Seine Mutter lächelte dann immer und sagte:
“ Vieleicht hören sie nicht mehr –
vieleicht hören sie nur anders.“
Viele Jahre später, längst erwachsen, zog Denis mit
seiner Mutter in ein kleines Haus am Rande der Stadt.
Dort begegnete er ihm : einem großen, grauen Mischling
mit klugen Augen und einem Fell, das aussah, als
hätte der Wind selbst es zerzaust.
Der Hund trug kein Halsband, aber er trug eine
Ruhe in sich, die Denis sofort berührte.
Der Hund kam nicht näher, aber wich auch nicht zurück.
Er stand einfach da, als würde er sagen: Ich bin hier.
Und du bist es auch.
Das reicht ersteinmal.
Denis setzte sich auf eine Bank, und der Hund
legte sich in respektvollen Abstand ins Gras.
So begann es – ohne Worte, ohne Besitzanspruch,
ohne Versprechen.
Tag für Tag trafen sie sich.
Denis brachte ihm Wasser, und manchmal ein Stück
Wurst und Knochen, manchmal auch
nur seine Gesellschaft.
Der Hund nahm alles an, aber nie gierig.
Er schien zu wissen, dass Freundschaft nicht
im Füttern lag, sondern im Bleiben.
Eines Abends als der Wind durch die Bäume strich,
hob der Hund plötzlich den Kopf.
Seine Ohren stellten sich auf, sein Körper spannte sich,
als lauschte er etwas, das Denis nicht hören konnte.

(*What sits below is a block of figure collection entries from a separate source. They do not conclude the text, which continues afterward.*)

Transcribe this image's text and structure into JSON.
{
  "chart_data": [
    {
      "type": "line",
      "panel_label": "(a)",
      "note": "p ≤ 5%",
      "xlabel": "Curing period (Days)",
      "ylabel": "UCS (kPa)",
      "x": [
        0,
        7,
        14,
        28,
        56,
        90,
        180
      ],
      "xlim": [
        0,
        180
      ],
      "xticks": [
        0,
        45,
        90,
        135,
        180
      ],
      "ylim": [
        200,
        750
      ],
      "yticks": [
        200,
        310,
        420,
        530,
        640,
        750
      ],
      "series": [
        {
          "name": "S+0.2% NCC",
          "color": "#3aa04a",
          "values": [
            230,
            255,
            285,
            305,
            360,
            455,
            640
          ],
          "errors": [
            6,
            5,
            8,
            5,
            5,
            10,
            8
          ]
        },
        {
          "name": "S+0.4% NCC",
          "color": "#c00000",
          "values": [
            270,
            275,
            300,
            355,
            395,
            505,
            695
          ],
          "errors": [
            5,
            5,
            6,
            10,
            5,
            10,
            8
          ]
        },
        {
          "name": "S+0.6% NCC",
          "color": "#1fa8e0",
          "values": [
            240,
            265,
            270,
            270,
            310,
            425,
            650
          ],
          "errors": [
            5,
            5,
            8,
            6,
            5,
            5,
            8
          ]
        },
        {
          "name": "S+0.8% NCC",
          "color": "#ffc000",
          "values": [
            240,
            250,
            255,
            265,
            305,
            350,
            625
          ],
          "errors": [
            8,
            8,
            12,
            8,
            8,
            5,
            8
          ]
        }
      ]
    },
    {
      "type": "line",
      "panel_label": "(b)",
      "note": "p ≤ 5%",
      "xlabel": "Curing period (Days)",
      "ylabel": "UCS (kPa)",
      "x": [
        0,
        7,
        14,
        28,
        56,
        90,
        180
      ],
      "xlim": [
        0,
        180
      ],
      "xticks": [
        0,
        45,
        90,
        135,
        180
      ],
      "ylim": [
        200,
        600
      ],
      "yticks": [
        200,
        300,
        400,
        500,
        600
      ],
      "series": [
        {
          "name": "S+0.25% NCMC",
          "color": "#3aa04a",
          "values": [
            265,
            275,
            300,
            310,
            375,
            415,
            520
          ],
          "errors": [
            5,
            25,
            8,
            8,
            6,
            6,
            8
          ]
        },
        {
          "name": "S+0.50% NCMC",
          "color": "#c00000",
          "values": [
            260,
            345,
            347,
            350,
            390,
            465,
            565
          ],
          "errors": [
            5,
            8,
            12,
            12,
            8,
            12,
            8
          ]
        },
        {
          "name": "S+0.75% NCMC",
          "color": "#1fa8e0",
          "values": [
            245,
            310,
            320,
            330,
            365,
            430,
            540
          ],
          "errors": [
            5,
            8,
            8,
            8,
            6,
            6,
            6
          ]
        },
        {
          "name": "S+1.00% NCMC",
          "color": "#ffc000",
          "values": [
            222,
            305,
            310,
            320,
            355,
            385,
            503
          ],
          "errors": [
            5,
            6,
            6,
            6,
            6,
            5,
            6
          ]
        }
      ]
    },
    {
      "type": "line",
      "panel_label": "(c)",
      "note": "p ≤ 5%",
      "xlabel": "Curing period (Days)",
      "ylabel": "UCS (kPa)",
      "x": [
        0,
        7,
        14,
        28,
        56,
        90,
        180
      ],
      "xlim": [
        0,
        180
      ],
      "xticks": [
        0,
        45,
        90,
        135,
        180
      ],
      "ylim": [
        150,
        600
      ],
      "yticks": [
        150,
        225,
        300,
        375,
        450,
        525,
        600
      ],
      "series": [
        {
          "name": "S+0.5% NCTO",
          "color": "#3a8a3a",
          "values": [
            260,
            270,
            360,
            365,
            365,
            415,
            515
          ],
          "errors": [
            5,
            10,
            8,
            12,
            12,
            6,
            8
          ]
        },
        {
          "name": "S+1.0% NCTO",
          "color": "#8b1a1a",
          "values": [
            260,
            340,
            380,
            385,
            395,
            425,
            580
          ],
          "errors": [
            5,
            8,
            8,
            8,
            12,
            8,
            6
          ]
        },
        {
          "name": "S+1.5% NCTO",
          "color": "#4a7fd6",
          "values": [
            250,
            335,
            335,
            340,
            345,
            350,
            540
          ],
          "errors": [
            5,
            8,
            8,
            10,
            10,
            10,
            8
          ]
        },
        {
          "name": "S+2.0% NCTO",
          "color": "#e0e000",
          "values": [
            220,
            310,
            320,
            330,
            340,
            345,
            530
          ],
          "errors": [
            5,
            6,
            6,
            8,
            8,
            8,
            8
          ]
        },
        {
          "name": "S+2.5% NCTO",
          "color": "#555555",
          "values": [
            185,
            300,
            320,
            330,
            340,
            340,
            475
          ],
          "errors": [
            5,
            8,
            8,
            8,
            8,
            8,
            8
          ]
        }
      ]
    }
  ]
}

Dann stand er auf, ging zu Denis, legte ihm die Schnauze
kurz an die Hand – ein seltener, fast feierlicher Moment –
und lief davon, ohne sich umzudrehen.
Denis sah ihm nach, bis der graue Schatten
im Dunkeln verschwand.
Er kam nie wieder zurück.
Doch manchmal wenn Denis am Rande der Stadt
auf der Bank sitzt und der wind durch die Zweige
fährt, meint er, ein leises Trappeln zu hören.
Kein Geräusch, das man beweisen könnte.
Eher ein Gefühl, eine Erinnerung,
die mit vier Pfoten ging,
aber im Herzen blieb.
Und Denis denkt dann:
Vieleicht hören Hunde wirklich mehr.
Oder vieleicht hören sie nur anders.
Aber sie hören immer das Wesentliche.